Home

Main Registry Keys in Microsoft Windows

October 29, 2010 (updated 10 years ago) by Chemtable Software

As we said before, the registry is a hierarchical database where information is presented on a number of levels (up to 6). Hive keys are on the first level. There are five hive keys, each of which begins with “HKEY_” and name of a key:

HKEY_CLASSES_ROOT;
HKEY_CURRENT_USER;
HKEY_LOCAL_MACHINE;
HKEY_USERS;
HKEY_CURRENT_CONFIG

There is also the sixth hive key called HKEY_DYN_DATA. This key stores dynamic data about installed hardware devices. This key data is configured and modified by the operating system at startup and not stored as files.

Registry keys are on the second level, subkeys are on the third and then come values. If we consider the registry in terms of a hierarchical file system, then the levels of the registry can be represented as in the picture below:

In terms of functionality, registry keys can be divided into two categories:

– System-defined keys, i.e. their names are defined by the operating system. If a name is modified, it may result in a failure or malfunctions of Windows.
– User-defined keys. Their names can be modified by the administrator of the computer, and such modifications do not bring any damage to the system.

Similar to key names, names of subkeys can be defined by the operating system or user. In the former case, modifications of a name can cause failures of Windows; in the latter case, such modifications are harmless.
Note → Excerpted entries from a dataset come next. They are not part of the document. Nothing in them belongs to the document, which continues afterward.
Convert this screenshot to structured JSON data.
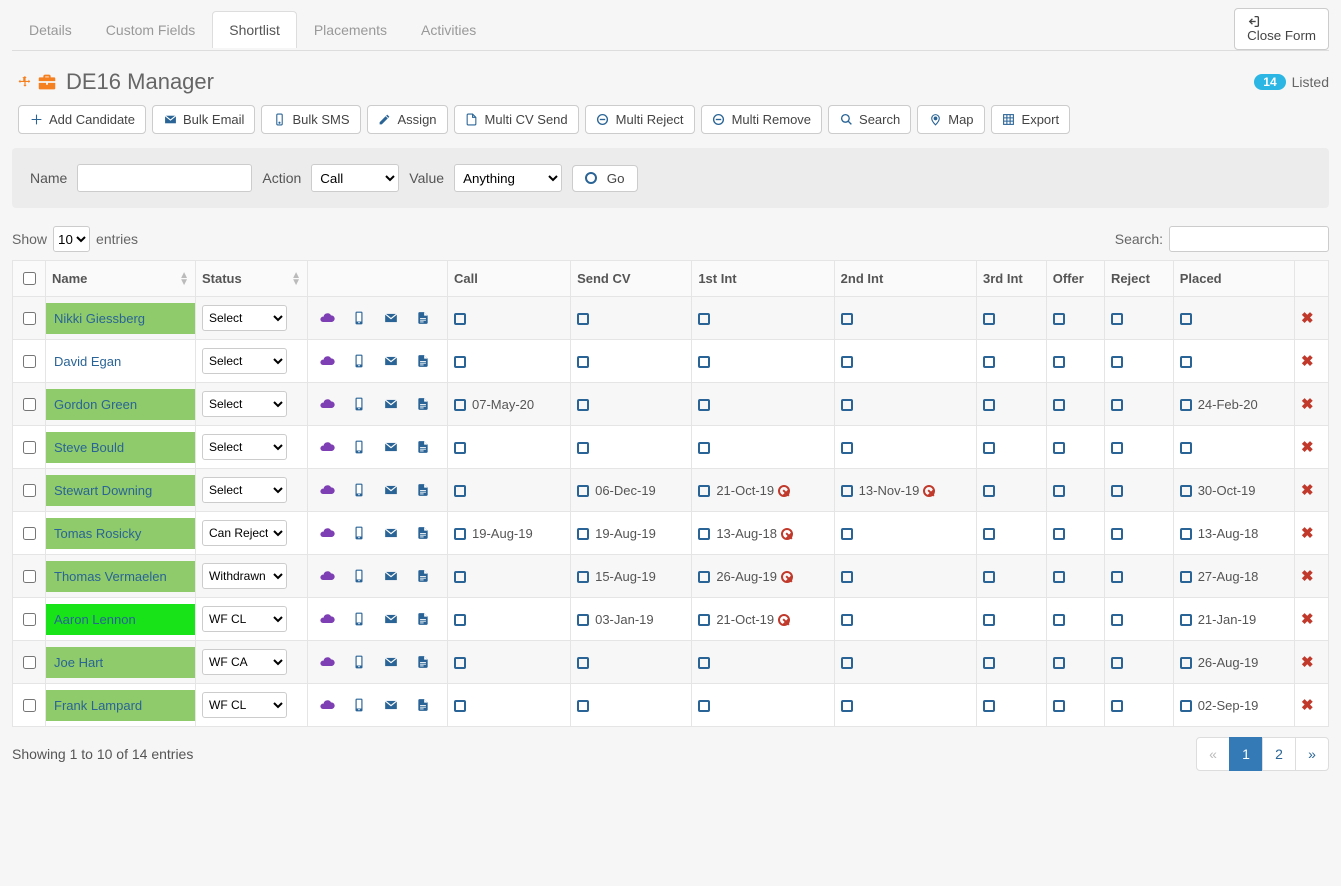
{
  "tabs": [
    "Details",
    "Custom Fields",
    "Shortlist",
    "Placements",
    "Activities"
  ],
  "active_tab_index": 2,
  "close_form": "Close Form",
  "header": {
    "title": "DE16 Manager",
    "listed_count": "14",
    "listed_label": "Listed"
  },
  "toolbar": [
    {
      "label": "Add Candidate",
      "icon": "plus",
      "color": "#2a6496"
    },
    {
      "label": "Bulk Email",
      "icon": "mail",
      "color": "#2a6496"
    },
    {
      "label": "Bulk SMS",
      "icon": "mobile",
      "color": "#2a6496"
    },
    {
      "label": "Assign",
      "icon": "pencil",
      "color": "#2a6496"
    },
    {
      "label": "Multi CV Send",
      "icon": "file",
      "color": "#2a6496"
    },
    {
      "label": "Multi Reject",
      "icon": "minus-circle",
      "color": "#2a6496"
    },
    {
      "label": "Multi Remove",
      "icon": "minus-circle",
      "color": "#2a6496"
    },
    {
      "label": "Search",
      "icon": "search",
      "color": "#2a6496"
    },
    {
      "label": "Map",
      "icon": "pin",
      "color": "#2a6496"
    },
    {
      "label": "Export",
      "icon": "grid",
      "color": "#2a6496"
    }
  ],
  "filter": {
    "name_label": "Name",
    "action_label": "Action",
    "action_value": "Call",
    "value_label": "Value",
    "value_value": "Anything",
    "go": "Go"
  },
  "entries": {
    "show": "Show",
    "count": "10",
    "entries": "entries",
    "search_label": "Search:"
  },
  "columns": [
    "",
    "Name",
    "Status",
    "",
    "Call",
    "Send CV",
    "1st Int",
    "2nd Int",
    "3rd Int",
    "Offer",
    "Reject",
    "Placed",
    ""
  ],
  "rows": [
    {
      "name": "Nikki Giessberg",
      "bg": "bg-green",
      "status": "Select",
      "call": "",
      "sendcv": "",
      "int1": "",
      "int1x": false,
      "int2": "",
      "int2x": false,
      "int3": "",
      "offer": "",
      "reject": "",
      "placed": ""
    },
    {
      "name": "David Egan",
      "bg": "bg-white",
      "status": "Select",
      "call": "",
      "sendcv": "",
      "int1": "",
      "int1x": false,
      "int2": "",
      "int2x": false,
      "int3": "",
      "offer": "",
      "reject": "",
      "placed": ""
    },
    {
      "name": "Gordon Green",
      "bg": "bg-green",
      "status": "Select",
      "call": "07-May-20",
      "sendcv": "",
      "int1": "",
      "int1x": false,
      "int2": "",
      "int2x": false,
      "int3": "",
      "offer": "",
      "reject": "",
      "placed": "24-Feb-20"
    },
    {
      "name": "Steve Bould",
      "bg": "bg-green",
      "status": "Select",
      "call": "",
      "sendcv": "",
      "int1": "",
      "int1x": false,
      "int2": "",
      "int2x": false,
      "int3": "",
      "offer": "",
      "reject": "",
      "placed": ""
    },
    {
      "name": "Stewart Downing",
      "bg": "bg-green",
      "status": "Select",
      "call": "",
      "sendcv": "06-Dec-19",
      "int1": "21-Oct-19",
      "int1x": true,
      "int2": "13-Nov-19",
      "int2x": true,
      "int3": "",
      "offer": "",
      "reject": "",
      "placed": "30-Oct-19"
    },
    {
      "name": "Tomas Rosicky",
      "bg": "bg-green",
      "status": "Can Reject",
      "call": "19-Aug-19",
      "sendcv": "19-Aug-19",
      "int1": "13-Aug-18",
      "int1x": true,
      "int2": "",
      "int2x": false,
      "int3": "",
      "offer": "",
      "reject": "",
      "placed": "13-Aug-18"
    },
    {
      "name": "Thomas Vermaelen",
      "bg": "bg-green",
      "status": "Withdrawn",
      "call": "",
      "sendcv": "15-Aug-19",
      "int1": "26-Aug-19",
      "int1x": true,
      "int2": "",
      "int2x": false,
      "int3": "",
      "offer": "",
      "reject": "",
      "placed": "27-Aug-18"
    },
    {
      "name": "Aaron Lennon",
      "bg": "bg-bright",
      "status": "WF CL",
      "call": "",
      "sendcv": "03-Jan-19",
      "int1": "21-Oct-19",
      "int1x": true,
      "int2": "",
      "int2x": false,
      "int3": "",
      "offer": "",
      "reject": "",
      "placed": "21-Jan-19"
    },
    {
      "name": "Joe Hart",
      "bg": "bg-green",
      "status": "WF CA",
      "call": "",
      "sendcv": "",
      "int1": "",
      "int1x": false,
      "int2": "",
      "int2x": false,
      "int3": "",
      "offer": "",
      "reject": "",
      "placed": "26-Aug-19"
    },
    {
      "name": "Frank Lampard",
      "bg": "bg-green",
      "status": "WF CL",
      "call": "",
      "sendcv": "",
      "int1": "",
      "int1x": false,
      "int2": "",
      "int2x": false,
      "int3": "",
      "offer": "",
      "reject": "",
      "placed": "02-Sep-19"
    }
  ],
  "footer": {
    "info": "Showing 1 to 10 of 14 entries",
    "pages": [
      "«",
      "1",
      "2",
      "»"
    ],
    "active_page_index": 1
  }
}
The structure of the registry in 64-bit versions of Microsoft Windows is a little different from the architecture of the registry in 32-bit versions of Windows. The registry has two independent hives: the first hive stores information related to 32-bit components of the operating system, the second contains all information about 64-bit components. The names of keys and subkeys of both hives are almost the same.

Let’s take a closer look at the data stored in each hive.

HKEY_CLASSES_ROOT (HKCR)

This key contains several subkeys with information about extensions of all registred file types and COM servers. This information is necessary for opening files with a double-click, or for drag-and-drop operations. Besides, the HKEY_CLASSES_ROOT key provides combined data to applications that were created for earlier versions of Windows.

HKEY_CURRENT_USER (HKCU)

This key stores settings which are specific to the currently logged-in user (Windows Start menu, desktop, etc.). Its subkeys store information about environment variables, program groups, desktop settings, screen colors, network connections, printers and additional application settings. This information is gathered from the Security ID subkey (SID) of HKEY_USERS for the current user. In fact, this key stores all information related to the profile of the user who is currently working with Windows.

HKEY_LOCAL_MACHINE (HKLM)

This key stores information about installed applications, settings, and drivers. There is also information which is specific to the operating system and hardware, such as type of bus, total size of available memory, list of currently loaded device drivers and information about Windows startup. This key stores the largest ammount of information in the registry and is often used for fine-tuning the hardware configuration of the computer. Information stored in this key is valid for all profiles of registered users.

HKEY_USERS (HKU)

While the HKEY_CURRENT_USER key stores the settings of the current user, this key stores Windows settings for all users. Its subkeys contain information about all user profiles, and one of the subkeys always corresponds to the HKEY_CURRENT_USER key (via the Security ID (SID) parameter of the user). Another subkey, HKEY_USERS\DEFAULT, stores information about system settings at the moment before the start of the current user session.

HKEY_CURRENT_CONFIG (HKCC)

This key stores information about a hardware profile which is used by the local computer at system startup. Hardware profiles allow selecting drivers of supported devices for the specified session.